Un manifestant face à des policiers, à Tunis le 9 avril 2012.

La commémoration de la « Journée des martyrs » – en souvenir de la répression sanglante par les troupes françaises d’une manifestation à Tunis le 9 avril 1938 – devait être pacifique. Mais la capitale tunisienne a connu des scènes de violences comme elle n’en a pas vu depuis plusieurs mois.

C’est vers 10 heures que tout a commencé avec un rassemblement sur l’emblématique avenue Bourguiba de plusieurs centaines de personnes, alors que toute manifestation y est interdite depuis le 28 mars par le ministère de l’Intérieur. Objectif des manifestants : réclamer la levée de cette décision en profitant d’une date symbolique.

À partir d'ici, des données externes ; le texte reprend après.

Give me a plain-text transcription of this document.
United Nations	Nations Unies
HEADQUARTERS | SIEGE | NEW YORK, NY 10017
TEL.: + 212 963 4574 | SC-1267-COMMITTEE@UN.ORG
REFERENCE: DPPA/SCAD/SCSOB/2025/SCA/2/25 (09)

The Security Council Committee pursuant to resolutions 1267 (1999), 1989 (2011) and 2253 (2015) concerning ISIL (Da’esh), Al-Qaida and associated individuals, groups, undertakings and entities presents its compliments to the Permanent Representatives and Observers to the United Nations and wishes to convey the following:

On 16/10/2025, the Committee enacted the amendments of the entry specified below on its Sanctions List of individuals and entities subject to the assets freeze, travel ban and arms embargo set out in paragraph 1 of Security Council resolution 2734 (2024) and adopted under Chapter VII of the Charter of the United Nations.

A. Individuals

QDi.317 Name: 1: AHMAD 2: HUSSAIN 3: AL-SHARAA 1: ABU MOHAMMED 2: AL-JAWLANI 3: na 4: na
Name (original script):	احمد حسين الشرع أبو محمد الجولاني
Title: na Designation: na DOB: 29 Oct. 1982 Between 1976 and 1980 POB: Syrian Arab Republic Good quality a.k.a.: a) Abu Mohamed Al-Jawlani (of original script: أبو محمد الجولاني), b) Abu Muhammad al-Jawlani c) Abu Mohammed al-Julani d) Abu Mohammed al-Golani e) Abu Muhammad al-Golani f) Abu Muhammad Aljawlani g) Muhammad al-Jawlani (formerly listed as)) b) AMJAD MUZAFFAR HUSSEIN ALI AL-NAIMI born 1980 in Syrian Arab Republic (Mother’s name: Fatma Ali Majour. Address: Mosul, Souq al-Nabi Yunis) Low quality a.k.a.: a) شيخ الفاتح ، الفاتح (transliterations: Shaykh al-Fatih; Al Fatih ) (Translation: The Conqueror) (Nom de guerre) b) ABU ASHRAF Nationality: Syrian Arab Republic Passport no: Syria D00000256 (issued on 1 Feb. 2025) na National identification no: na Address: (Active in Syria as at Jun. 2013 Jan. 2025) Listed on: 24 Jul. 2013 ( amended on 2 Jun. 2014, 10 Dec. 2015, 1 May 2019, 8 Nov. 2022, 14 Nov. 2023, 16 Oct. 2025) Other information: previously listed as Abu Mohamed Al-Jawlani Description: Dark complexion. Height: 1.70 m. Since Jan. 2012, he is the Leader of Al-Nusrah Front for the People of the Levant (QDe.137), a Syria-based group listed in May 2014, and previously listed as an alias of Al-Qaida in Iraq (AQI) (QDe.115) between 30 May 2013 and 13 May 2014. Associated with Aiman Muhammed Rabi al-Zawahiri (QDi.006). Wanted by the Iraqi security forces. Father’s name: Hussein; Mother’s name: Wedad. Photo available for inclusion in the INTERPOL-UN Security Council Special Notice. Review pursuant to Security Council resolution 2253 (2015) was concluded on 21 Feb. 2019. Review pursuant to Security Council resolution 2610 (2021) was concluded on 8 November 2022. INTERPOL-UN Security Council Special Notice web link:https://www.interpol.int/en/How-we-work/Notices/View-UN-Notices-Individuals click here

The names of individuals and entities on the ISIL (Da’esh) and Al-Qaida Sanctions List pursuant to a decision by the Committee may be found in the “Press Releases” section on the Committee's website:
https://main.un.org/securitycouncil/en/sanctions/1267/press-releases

Des jeunes gens, enroulés dans des drapeaux tunisiens ont remonté l’avenue en courant et criant : « Ni peur, ni terreur, l’avenue appartient au peuple ». La foule comptait des manifestants de tous âges. « C’est nous qui avons libéré la Tunisie, ils n’ont pas le droit d’interdire des marches pacifiques », a déclaré un septuagénaire, Mohsen Ben Henda. Puis les tirs nourris de lacrymogènes ont commencé à pleuvoir. Après des mouvements de panique, des groupes se sont rapidement reformés et la répression est encore montée d’un cran.

« Dégage! Dégage! »

« Dégage! Dégage! », ont alors scandé les manifestants en colère. « C’est affreux ce qui se passe aujourd’hui », s’est offusqué une avocate, Yamina. « Nous sommes pacifiques, et ils nous interdisent l’avenue Bourguiba alors qu’ils l’ont livrée aux salafistes », a-t-elle déclaré, au bords des larmes, en faisant référence aux récentes manifestations islamistes, dont les incidents ont justement conduit à l’interdiction des rassemblements sur l’avenue Bourguiba. Samedi déjà, une manifestation de diplômés chômeurs avait été violemment dispersée.

« Je suis consterné. Les gens que la révolution a amenés au pouvoir sont aujourd’hui ceux qui nous empêchent de manifester. C’est une journée vraiment triste », a ajouté de son côté l’ancien président de la Ligue tunisienne des droits de l’Homme, Mokhtar Trifi. « Regardez, c’est ça la Tunisie de la liberté, la Tunisie d’Ennahdha », lâchait un manifestant, dégoûté.

Journalistes molestés

Fumées de lacrymogènes, charges à moto ou en camion de policiers casqués et armés de matraques, manifestants interpellés brutalement, voire frappés… Deux journalistes, la correspondante de l’hebdomadaire français Le Point et la rédactrice en chef du site tunisien Kapitalis, ont été elles-aussi molestées par des policiers.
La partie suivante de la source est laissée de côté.